Preliminary Estimations
The following two preliminary estimations are based upon conferences that occurred prior to the IPCC’s special report. Each implies that carbon was emitted into the atmosphere as a result of collective actions (i.e., air travel) by landscape architects. Each estimation may contribute to the establishment of a carbon emission baseline related to annual conferences/symposia  of landscape architecture from which future efforts to reduce, and ultimately, eliminate carbon emissions may be gauged.

For an unpublished, non-refereed manuscript that estimates the carbon emissions of the 395 educational session featured speakers at the 2018 ASLA Meeting and EXPO from conference-related travel, please click here: Kuper.R_Carbon Count MS

The ASLA announced in early April 2019 that 2019 Conference registrants will have the option of purchasing carbon offsets for conference-related travel. For an unpublished, non-refereed manuscript that examines the potential effectiveness of carbon offsets within this context, please click here: Kuper.R_Forget Offsets-2019 ASLA Conference

On June 10 and 11, 2016, in Philadelphia, somewhere between 600 and 700 registrants attended the presentation of “declarations” by 69 speakers. See the advertisement above. For an estimation in tabular form of the travel-related carbon emitted by the speakers, please click here: T1n2_Carbon Count-2016 LAF Summit on LA and the Future. The methodology used to compute the carbon emission estimations is the same as that presented in “Carbon Count,” which is available above.
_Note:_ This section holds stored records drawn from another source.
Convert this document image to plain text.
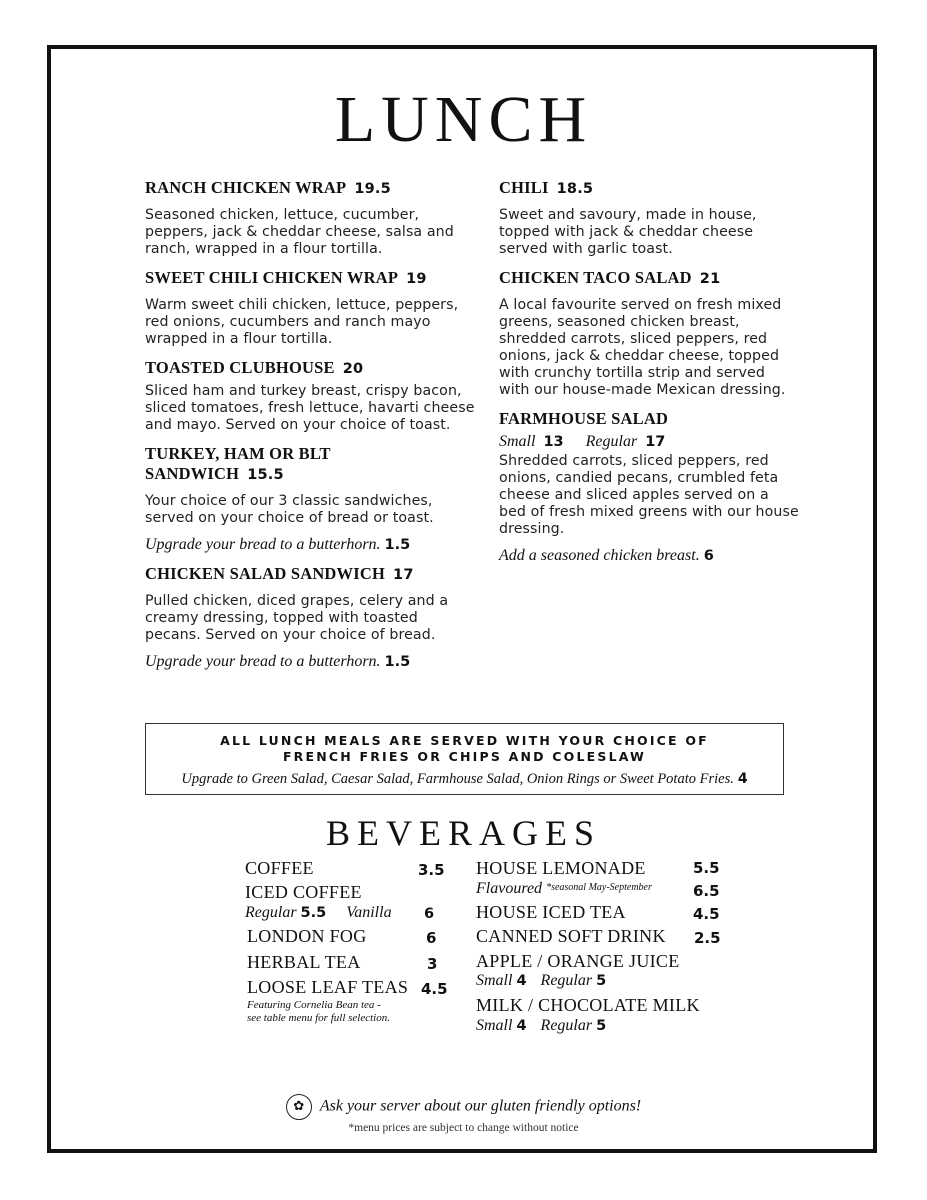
LUNCH
RANCH CHICKEN WRAP 19.5
Seasoned chicken, lettuce, cucumber, peppers, jack & cheddar cheese, salsa and ranch, wrapped in a flour tortilla.
SWEET CHILI CHICKEN WRAP 19
Warm sweet chili chicken, lettuce, peppers, red onions, cucumbers and ranch mayo wrapped in a flour tortilla.
TOASTED CLUBHOUSE 20
Sliced ham and turkey breast, crispy bacon, sliced tomatoes, fresh lettuce, havarti cheese and mayo. Served on your choice of toast.
TURKEY, HAM OR BLT
SANDWICH 15.5
Your choice of our 3 classic sandwiches, served on your choice of bread or toast.
Upgrade your bread to a butterhorn. 1.5
CHICKEN SALAD SANDWICH 17
Pulled chicken, diced grapes, celery and a creamy dressing, topped with toasted pecans. Served on your choice of bread.
Upgrade your bread to a butterhorn. 1.5
CHILI 18.5
Sweet and savoury, made in house, topped with jack & cheddar cheese served with garlic toast.
CHICKEN TACO SALAD 21
A local favourite served on fresh mixed greens, seasoned chicken breast, shredded carrots, sliced peppers, red onions, jack & cheddar cheese, topped with crunchy tortilla strip and served with our house-made Mexican dressing.
FARMHOUSE SALAD
Small 13 Regular 17
Shredded carrots, sliced peppers, red onions, candied pecans, crumbled feta cheese and sliced apples served on a bed of fresh mixed greens with our house dressing.
Add a seasoned chicken breast. 6
ALL LUNCH MEALS ARE SERVED WITH YOUR CHOICE OF
FRENCH FRIES OR CHIPS AND COLESLAW
Upgrade to Green Salad, Caesar Salad, Farmhouse Salad, Onion Rings or Sweet Potato Fries. 4
BEVERAGES
COFFEE	3.5
ICED COFFEE
Regular 5.5 Vanilla 6
LONDON FOG	6
HERBAL TEA	3
LOOSE LEAF TEAS 4.5
Featuring Cornelia Bean tea -
see table menu for full selection.
HOUSE LEMONADE	5.5
Flavoured *seasonal May-September	6.5
HOUSE ICED TEA	4.5
CANNED SOFT DRINK 2.5
APPLE / ORANGE JUICE
Small 4 Regular 5
MILK / CHOCOLATE MILK
Small 4 Regular 5
✿ Ask your server about our gluten friendly options!
*menu prices are subject to change without notice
Petition to the ASLA Regarding Conference-Related Carbon Emissions
Steve Austin, Clinical Assistant Professor of Landscape Architecture, and I started a PETITION to the American Society of Landscape Architects Regarding the CO2 Footprint of Annual Conferences in late March 2019 that demands the ASLA to commit to conference-related carbon emission reductions outlined in the IPCC’s special report. When the Covid-19 pandemic began and continued into fall 2020, ASLA cancelled the 2020 in-person conference that was planned for Miami and instead held a virtual conference, reVISION that contained 25 presentations. I may continue circulating the petition if and when ASLA continues to plan and conduct in-person conferences.